Does std::move invalidate pointers?

Question

Assume the following:

template<typename Item>
class Pipeline
{
    [...]

    void connect(OutputSide<Item> first, InputSide<Item> second)
    {
        Queue<Item> queue;
        first.setOutputQueue(&queue);
        second.setInputQueue(&queue);
        queues.push_back(std::move(queue));
    }

    [...]

    std::vector<Queue<Item> > queues;
};

Will the pointers to queue still work in "first" and "second" after the move?

Answer 1

The pointers will not work, because queue is a local object which will be deleted at the end of connect. Even by using std::move you still create a new object at a new memory location. It will just try to use as much as possible from the "old" object.

Additionally the whole thing will not work at all independent of using std::move as push_back possibly has to reallocate. Thus a call to connect may invalidate all your old pointers.

A possible solution is creating Queue objects on the heap. The following suggestion uses C++11:

#include <memory>

template<typename Item>
class Pipeline
{
    [...]

    void connect(OutputSide<Item> first, InputSide<Item> second)
    {
        auto queue = std::make_shared<Queue<Item>>();
        first.setOutputQueue(queue);
        second.setInputQueue(queue);
        queues.push_back(queue);
    }

    [...]

    std::vector<std::shared_ptr<Queue<Item>>> queues;
};

Answer 2

Does std::move invalidate pointers?

No. An object still exists after being moved from, so any pointers to that object are still valid. If the Queue is sensibly implemented, then moving from it should leave it in a valid state (i.e. it's safe to destroy or reassign it); but may change its state (perhaps leaving it empty).

Will the pointers to queue still work in "first" and "second" after the move?

No. They will point to the local object that's been moved from; as described above, you can't make any assumptions about that object's state after the move.

Much worse than that is that when the function returns, it's destroyed, leaving the pointers dangling. They are now invalid, not pointing to any object, and using them will give undefined behaviour.

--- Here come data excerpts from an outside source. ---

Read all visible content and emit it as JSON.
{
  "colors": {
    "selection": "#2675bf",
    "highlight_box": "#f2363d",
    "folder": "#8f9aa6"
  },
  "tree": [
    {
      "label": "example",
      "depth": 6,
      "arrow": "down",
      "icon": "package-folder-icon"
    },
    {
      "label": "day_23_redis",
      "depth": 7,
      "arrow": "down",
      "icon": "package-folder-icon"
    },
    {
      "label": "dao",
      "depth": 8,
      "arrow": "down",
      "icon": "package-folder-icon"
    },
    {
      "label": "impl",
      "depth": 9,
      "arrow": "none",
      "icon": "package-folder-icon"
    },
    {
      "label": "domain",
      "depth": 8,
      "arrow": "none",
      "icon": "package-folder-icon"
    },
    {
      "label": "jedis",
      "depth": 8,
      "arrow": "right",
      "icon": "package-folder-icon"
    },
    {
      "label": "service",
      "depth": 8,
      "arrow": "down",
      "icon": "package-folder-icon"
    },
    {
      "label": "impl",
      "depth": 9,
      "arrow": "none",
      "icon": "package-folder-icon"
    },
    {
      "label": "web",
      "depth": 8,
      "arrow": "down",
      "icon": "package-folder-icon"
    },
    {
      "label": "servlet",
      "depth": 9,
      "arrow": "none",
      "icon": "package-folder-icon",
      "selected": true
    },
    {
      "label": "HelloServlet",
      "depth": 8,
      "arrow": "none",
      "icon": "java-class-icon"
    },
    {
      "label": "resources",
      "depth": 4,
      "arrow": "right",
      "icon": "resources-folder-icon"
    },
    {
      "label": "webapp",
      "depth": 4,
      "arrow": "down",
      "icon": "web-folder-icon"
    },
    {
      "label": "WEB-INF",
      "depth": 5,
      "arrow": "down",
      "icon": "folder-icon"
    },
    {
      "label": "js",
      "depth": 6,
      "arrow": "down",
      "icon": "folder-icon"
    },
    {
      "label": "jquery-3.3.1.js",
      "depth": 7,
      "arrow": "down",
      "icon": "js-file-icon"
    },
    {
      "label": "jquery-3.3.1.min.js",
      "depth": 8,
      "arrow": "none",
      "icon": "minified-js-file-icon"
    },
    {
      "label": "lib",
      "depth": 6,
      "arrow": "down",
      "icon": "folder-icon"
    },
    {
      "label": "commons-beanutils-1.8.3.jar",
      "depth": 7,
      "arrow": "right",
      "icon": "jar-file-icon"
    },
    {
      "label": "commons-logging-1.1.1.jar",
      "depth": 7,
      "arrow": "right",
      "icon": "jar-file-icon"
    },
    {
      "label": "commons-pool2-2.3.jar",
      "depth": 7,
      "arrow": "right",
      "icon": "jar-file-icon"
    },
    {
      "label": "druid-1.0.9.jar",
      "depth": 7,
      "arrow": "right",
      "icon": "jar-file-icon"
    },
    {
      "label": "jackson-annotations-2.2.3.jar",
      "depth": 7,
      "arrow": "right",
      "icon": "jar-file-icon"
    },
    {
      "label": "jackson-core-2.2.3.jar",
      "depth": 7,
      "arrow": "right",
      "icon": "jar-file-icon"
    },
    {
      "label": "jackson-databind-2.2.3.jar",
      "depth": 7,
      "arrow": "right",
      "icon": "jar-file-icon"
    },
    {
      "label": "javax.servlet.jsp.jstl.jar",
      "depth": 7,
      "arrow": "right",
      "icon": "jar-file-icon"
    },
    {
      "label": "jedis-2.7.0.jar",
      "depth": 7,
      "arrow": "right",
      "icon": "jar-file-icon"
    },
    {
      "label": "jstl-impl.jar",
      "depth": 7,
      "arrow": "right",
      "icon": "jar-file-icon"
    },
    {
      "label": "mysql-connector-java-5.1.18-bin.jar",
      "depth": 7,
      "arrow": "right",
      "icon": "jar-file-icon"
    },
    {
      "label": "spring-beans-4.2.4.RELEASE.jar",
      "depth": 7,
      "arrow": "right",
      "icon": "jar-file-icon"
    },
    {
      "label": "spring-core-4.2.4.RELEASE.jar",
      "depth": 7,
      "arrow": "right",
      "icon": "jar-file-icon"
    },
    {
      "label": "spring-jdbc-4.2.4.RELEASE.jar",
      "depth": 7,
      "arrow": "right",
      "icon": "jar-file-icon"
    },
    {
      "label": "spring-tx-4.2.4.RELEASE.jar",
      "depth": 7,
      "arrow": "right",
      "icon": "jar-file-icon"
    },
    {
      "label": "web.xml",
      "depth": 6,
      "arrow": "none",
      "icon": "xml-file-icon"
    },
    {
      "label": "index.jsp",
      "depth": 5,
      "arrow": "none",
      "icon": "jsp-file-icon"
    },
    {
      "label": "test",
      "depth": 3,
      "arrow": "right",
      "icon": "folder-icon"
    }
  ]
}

Perhaps you want them to point to the object that's been moved into queues:

queues.push_back(std::move(queue));
first.setOutputQueue(&queue.back());
second.setInputQueue(&queue.back());

but, since queues is a vector, those pointers will be invalidated when the queue next reallocates its memory.

To fix that problem, use a container like deque or list which doesn't move its elements after insertion. Alternatively, at the cost of an extra level of indirection, you could store (smart) pointers rather than objects, as described in Danvil's answer.

Answer 3

Others provided nice and detailed explanations, but your question indicates that you do not understand fully what move does, or what it is designed to do. I'll try to describe it in simple words.

move, as the name implies, is meant to move things. But what can be moved? You cannot move an object once it is allocated somewhere. Recall the new moving-construtcor added recently, which resembles the copy-constructor..

So, it's all about the "contents" of an object. Both copy- and move-constructors are meant to operate on the "contents". So is the std::move. It is meant to move the contents of one object into the target, and in contrast to the copy, it is meant to leave no trace of contents in the original location.

It is meant to be used everywhere where something forces us to make a copy which we don't really care about and which we really'd like to actually omit, and only have the contents already in the target place.

That is, the usage of "move" indicates that a copy will be made, contents will be moved there, and original will be cleared (sometimes some steps might be skipped, but still, that's the basic idea of a move).

This clearly indicates that, even if the original survives, any pointers to the original object will not point to the destination, which received the content. At best, they will point to the original thing that was just 'cleared'. At worst, it will point to a completely unusable thing.

Now look at your code. It fills the queue and then takes the pointer to the original, then moves the queue.

I hope that's clear now what's happening and what you can do with it.